You Bought Her closes out racing career in Sunshine Millions Distaff

HALLANDALE BEACH, Fla. – The send-off for You Bought Her won’t be nearly as big as the one California Chrome will receive a week from Saturday at Gulfstream Park, but it’ll be a sentimental farewell for trainer David Hinsley nonetheless.
You Bought Her, a 7-year-old mare with $505,945 in career earnings, is expected to make her 48th and final start here Saturday in the Sunshine Millions Distaff before going to the breeding shed with – you guessed it – California Chrome.
“We’ll miss her,” said Hinsley, the 68-year-old trainer who owns You Bought Her with his longtime partner and fellow Chicagoan, Richard Perkins. “It’s pretty neat she’s going to California Chrome and they’re both going out at basically the same time.”
The $100,000 Distaff is one of five Sunshine Millions events scheduled at Gulfstream for Saturday.

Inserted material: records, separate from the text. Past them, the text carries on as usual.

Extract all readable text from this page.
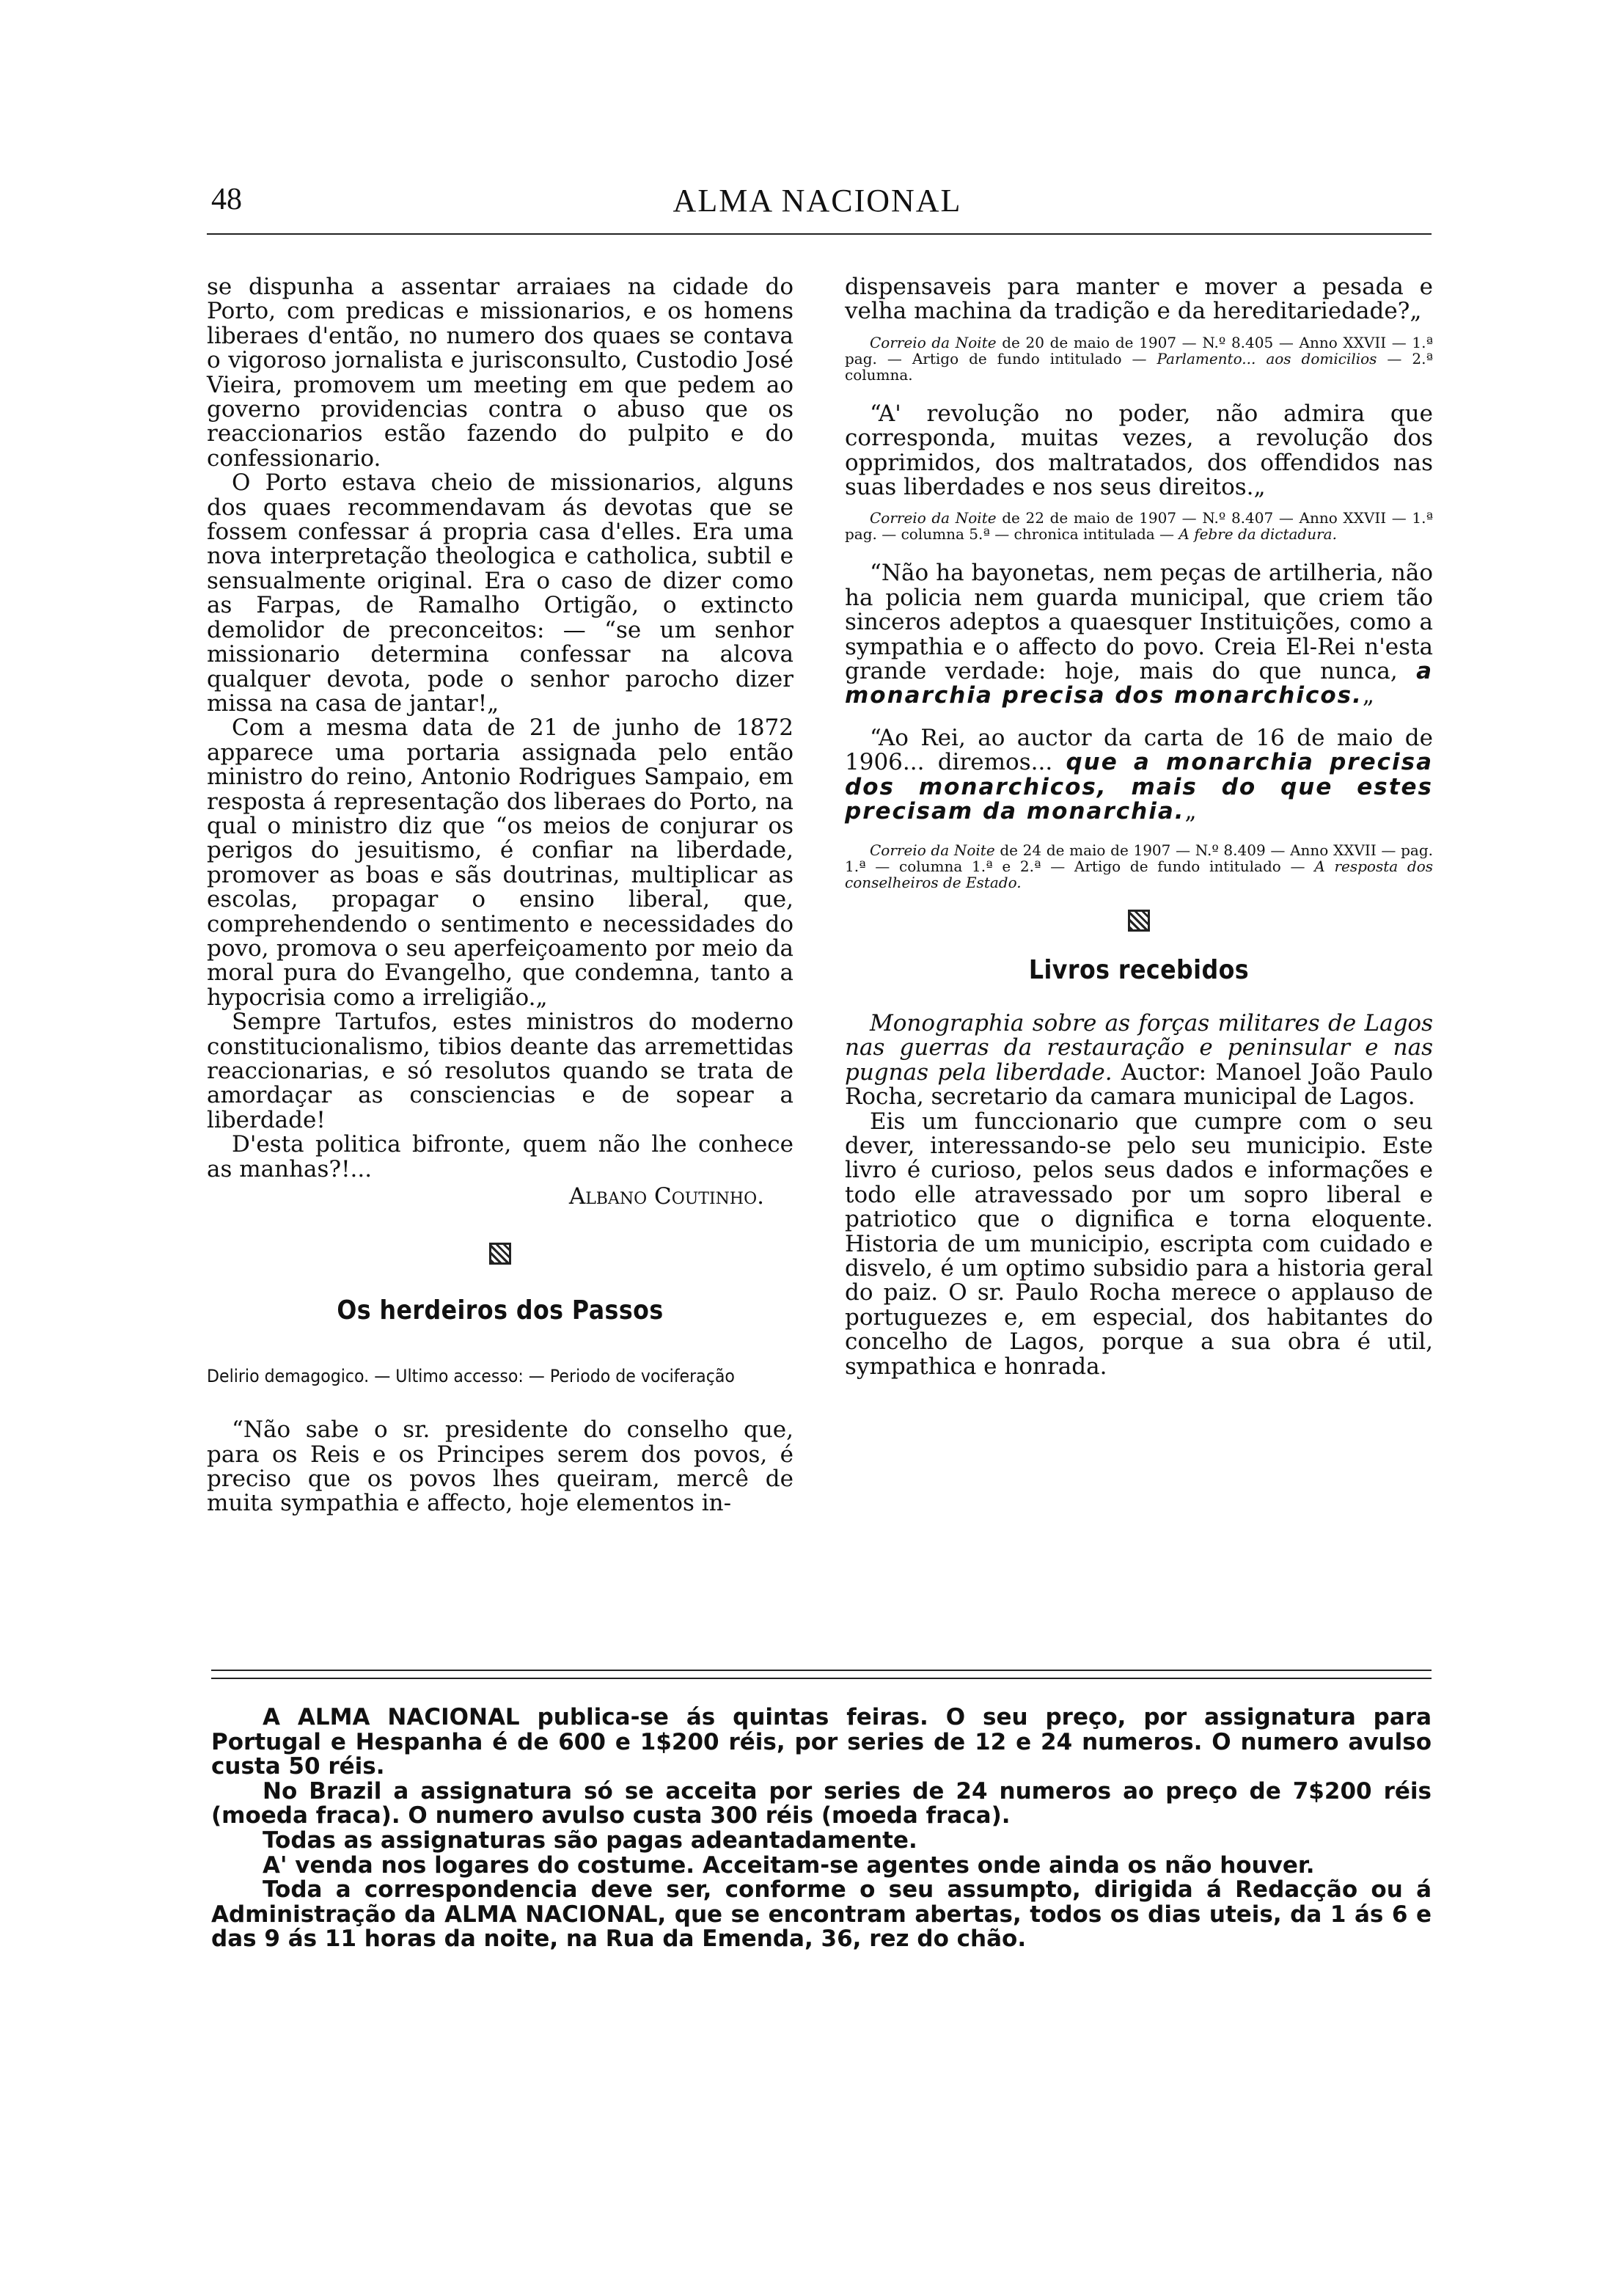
48	ALMA NACIONAL

se dispunha a assentar arraiaes na cidade do Porto, com predicas e missionarios, e os homens liberaes d'então, no numero dos quaes se contava o vigoroso jornalista e jurisconsulto, Custodio José Vieira, promovem um meeting em que pedem ao governo providencias contra o abuso que os reaccionarios estão fazendo do pulpito e do confessionario.

O Porto estava cheio de missionarios, alguns dos quaes recommendavam ás devotas que se fossem confessar á propria casa d'elles. Era uma nova interpretação theologica e catholica, subtil e sensualmente original. Era o caso de dizer como as Farpas, de Ramalho Ortigão, o extincto demolidor de preconceitos: — “se um senhor missionario determina confessar na alcova qualquer devota, pode o senhor parocho dizer missa na casa de jantar!„

Com a mesma data de 21 de junho de 1872 apparece uma portaria assignada pelo então ministro do reino, Antonio Rodrigues Sampaio, em resposta á representação dos liberaes do Porto, na qual o ministro diz que “os meios de conjurar os perigos do jesuitismo, é confiar na liberdade, promover as boas e sãs doutrinas, multiplicar as escolas, propagar o ensino liberal, que, comprehendendo o sentimento e necessidades do povo, promova o seu aperfeiçoamento por meio da moral pura do Evangelho, que condemna, tanto a hypocrisia como a irreligião.„

Sempre Tartufos, estes ministros do moderno constitucionalismo, tibios deante das arremettidas reaccionarias, e só resolutos quando se trata de amordaçar as consciencias e de sopear a liberdade!

D'esta politica bifronte, quem não lhe conhece as manhas?!...

Albano Coutinho.

Os herdeiros dos Passos

Delirio demagogico. — Ultimo accesso: — Periodo de vociferação

“Não sabe o sr. presidente do conselho que, para os Reis e os Principes serem dos povos, é preciso que os povos lhes queiram, mercê de muita sympathia e affecto, hoje elementos in-

dispensaveis para manter e mover a pesada e velha machina da tradição e da hereditariedade?„

Correio da Noite de 20 de maio de 1907 — N.º 8.405 — Anno XXVII — 1.ª pag. — Artigo de fundo intitulado — Parlamento... aos domicilios — 2.ª columna.

“A' revolução no poder, não admira que corresponda, muitas vezes, a revolução dos opprimidos, dos maltratados, dos offendidos nas suas liberdades e nos seus direitos.„

Correio da Noite de 22 de maio de 1907 — N.º 8.407 — Anno XXVII — 1.ª pag. — columna 5.ª — chronica intitulada — A febre da dictadura.

“Não ha bayonetas, nem peças de artilheria, não ha policia nem guarda municipal, que criem tão sinceros adeptos a quaesquer Instituições, como a sympathia e o affecto do povo. Creia El-Rei n'esta grande verdade: hoje, mais do que nunca, a monarchia precisa dos monarchicos.„

“Ao Rei, ao auctor da carta de 16 de maio de 1906... diremos... que a monarchia precisa dos monarchicos, mais do que estes precisam da monarchia.„

Correio da Noite de 24 de maio de 1907 — N.º 8.409 — Anno XXVII — pag. 1.ª — columna 1.ª e 2.ª — Artigo de fundo intitulado — A resposta dos conselheiros de Estado.

Livros recebidos

Monographia sobre as forças militares de Lagos nas guerras da restauração e peninsular e nas pugnas pela liberdade. Auctor: Manoel João Paulo Rocha, secretario da camara municipal de Lagos.

Eis um funccionario que cumpre com o seu dever, interessando-se pelo seu municipio. Este livro é curioso, pelos seus dados e informações e todo elle atravessado por um sopro liberal e patriotico que o dignifica e torna eloquente. Historia de um municipio, escripta com cuidado e disvelo, é um optimo subsidio para a historia geral do paiz. O sr. Paulo Rocha merece o applauso de portuguezes e, em especial, dos habitantes do concelho de Lagos, porque a sua obra é util, sympathica e honrada.

A ALMA NACIONAL publica-se ás quintas feiras. O seu preço, por assignatura para Portugal e Hespanha é de 600 e 1$200 réis, por series de 12 e 24 numeros. O numero avulso custa 50 réis.

No Brazil a assignatura só se acceita por series de 24 numeros ao preço de 7$200 réis (moeda fraca). O numero avulso custa 300 réis (moeda fraca).

Todas as assignaturas são pagas adeantadamente.

A' venda nos logares do costume. Acceitam-se agentes onde ainda os não houver.

Toda a correspondencia deve ser, conforme o seu assumpto, dirigida á Redacção ou á Administração da ALMA NACIONAL, que se encontram abertas, todos os dias uteis, da 1 ás 6 e das 9 ás 11 horas da noite, na Rua da Emenda, 36, rez do chão.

Entries were to be released Wednesday afternoon for the series of Florida-bred stakes, with at least one race – the six-furlong Distaff – teetering on the edge of failing to fill.
Hinsley said if the Distaff did not receive a sufficient number of entries, he would wait a week and run You Bought Her in the Grade 3 Hurricane Bertie, one of six supporting stakes on the Jan. 28 card of the Pegasus World Cup. As most everyone in racing knows, the $12 million Pegasus shapes up as a rabidly anticipated rematch between California Chrome and Arrogate.
“I’d rather run her against Florida-breds, obviously,” Hinsley said this week from his winter headquarters at Tampa Bay Downs. “But either way, we’ll be shipping over there for her last race.”
The $200,000 Classic is the richest of the Sunshine Millions races. The other four all carry $100,000 purses, a far cry from the heyday of an event that actually lived up to its name when it was inaugurated in 2003 for both Florida-breds and California-breds.
You Bought Her, a two-time stakes winner with nine wins and 13 seconds, is the most accomplished filly or mare Hinsley has trained since he left his assistant’s post for Jinks Fires to go out on his own in 1989. The daughter of Graeme Hall was entered in the November sale at Keeneland but was withdrawn when it became apparent that she wouldn’t bring what Hinsley and Perkins believes she is worth.
“We were told we’d be lucky to get $150,000 for her,” said Hinsley. “We talked it over and thought we’d try to send her to California Chrome for $40,000, then run her through the sale next November in foal.
“She’s been such a sound and consistent mare that it’s going to be hard for us to say goodbye to her. We’ve had her since she was a baby. She loved to train, and she tried every time. We’re going to miss her, but maybe we can find another one just like her.”